2015-04-17 Thread Felix Miata
Lennart Poettering composed on 2015-04-16 12:32 (UTC+0200):

> Felix Miata wrote:

>> Needing again to CAD on yet another machine (kt88b this time, kt400 earlier),
>> again encountering / going into RO state, I noticed this time the message
>> "Ctrl-Alt-Del was pressed more than 7 times within 2s, rebooting
>> immediately". I remember having seen this on previous occasions to need CAD,
>> but it's still on the screen now, several minutes later, with the NUM key's
>> LED remaining responsive. IOW, it doesn't do either what it says, or what I
>> wanted. This is on F22 with PAE kernel 4.0.0-1 and PATA storage only except
>> for empty floppy drive.

> When you see this message, then systemd will not bother with shuttding
> down daemons cleanly anymore. However, it will still unmount all file
> systems and sync things do disk. It will also pass control back to the
> initrd,

So if initrd is deleted or rebuilt for the running kernel, shut down normally
is not possible?

> which might disassemble LVM if that is used.

NA here.

> If things hang in that logic then this is either an issue with
> LVM/initrd, or with your driver/hw when we try to sync the disks.

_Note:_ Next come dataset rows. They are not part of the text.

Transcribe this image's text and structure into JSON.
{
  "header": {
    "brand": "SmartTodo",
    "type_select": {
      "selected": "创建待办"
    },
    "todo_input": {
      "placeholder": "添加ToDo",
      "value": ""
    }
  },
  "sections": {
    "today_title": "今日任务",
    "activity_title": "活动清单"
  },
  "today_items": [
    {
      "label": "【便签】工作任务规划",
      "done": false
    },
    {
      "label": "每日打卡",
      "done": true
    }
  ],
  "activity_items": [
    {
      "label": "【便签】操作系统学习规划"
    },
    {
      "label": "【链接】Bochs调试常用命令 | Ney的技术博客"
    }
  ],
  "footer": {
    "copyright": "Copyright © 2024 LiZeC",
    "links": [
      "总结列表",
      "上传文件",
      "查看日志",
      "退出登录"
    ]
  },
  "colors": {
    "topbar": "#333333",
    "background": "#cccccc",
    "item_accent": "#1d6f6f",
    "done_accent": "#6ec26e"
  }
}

Definitely the disks in the two systems that triggered the thread...

> Given that your fs was remounted read-only (which the kernel does
> automatically if it notices something seriously wrong with the disk),
> my guess is that the disk syncing trips you up.

In the latter of the two, I found the cheapie PS has flimsy connectors after
subsequent POST couldn't find the disk. I pinched them all closed on and
reconnected the one for the HD, and its trouble stopped. In the former, there
was some problem with cabling as well, but I already forgot what. :-p
-- 
"The wise are known for their understanding, and pleasant
words are persuasive." Proverbs 16:21 (New Living Translation)

 Team OS/2 ** Reg. Linux User #211409 ** a11y rocks!